Millennials eat beef a couple times a week, which is not different than non-millennials, and their reasons for choosing beef are also the same; most, regardless of generation, want a great-tasting meal, value and a food they feel confident preparing.
And both groups of consumers recognize beef nutrients such as protein and iron. However, B vitamins and zinc are nutrients less associated with beef.

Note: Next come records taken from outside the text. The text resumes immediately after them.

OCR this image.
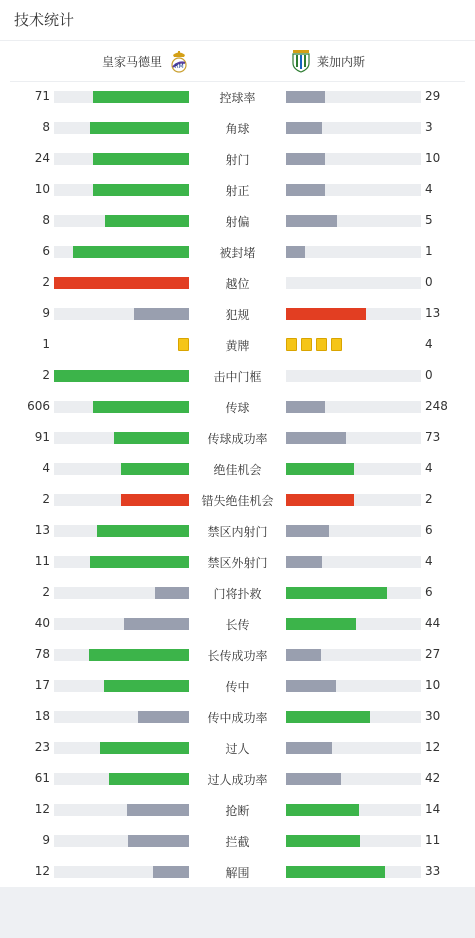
技术统计
皇家马德里 RM	莱加内斯
71	控球率	29
8	角球	3
24	射门	10
10	射正	4
8	射偏	5
6	被封堵	1
2	越位	0
9	犯规	13
1	黄牌	4
2	击中门框	0
606	传球	248
91	传球成功率	73
4	绝佳机会	4
2	错失绝佳机会	2
13	禁区内射门	6
11	禁区外射门	4
2	门将扑救	6
40	长传	44
78	长传成功率	27
17	传中	10
18	传中成功率	30
23	过人	12
61	过人成功率	42
12	抢断	14
9	拦截	11
12	解围	33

While there are many similarities across generations, there are also a number of clear differences. For example, millennials are more likely to be influencers and want to share their beef eating experiences with others. This group of consumers is eager to learn how to cook better and is very engaged with food. Importantly, when millennials are disappointed with a meal outcome they are much less likely to try this meal again, which obviously affects their beef eating experience and how willing they are to try new beef recipes.
And finally, the 2014 Power of Meat survey, conducted by the Food Marketing Institute and the American Meat Institute Foundation, found, among many other things, that while the frequency of meat and poultry consumption has not yet fully recovered from pre-recession levels, meat is becoming more common at the dinner table. However, while beef and chicken remain the most purchased proteins, more consumers are open to switching between cuts and species, such as lamb and pork, to achieve greater value.
While we need to continue worrying about the ever-increasing cost of beef in grocery stores and restaurants, there’s not much we can do about it until the industry collectively begins to expand cattle numbers. BEEF surveys of our readers show that a strong desire to do just that has been in place for several years, but drought and other factors have blunted any carry-through of those intentions. Will 2014 be the turnaround year? Some think so.
In the meantime, perhaps what these survey results tell us is this: we should look for the opportunities that our present situation provide us to further explore how we as food producers—and yes, that’s what we are—can continue to deliver the value that consumers expect when they pay hard-earned money for beef.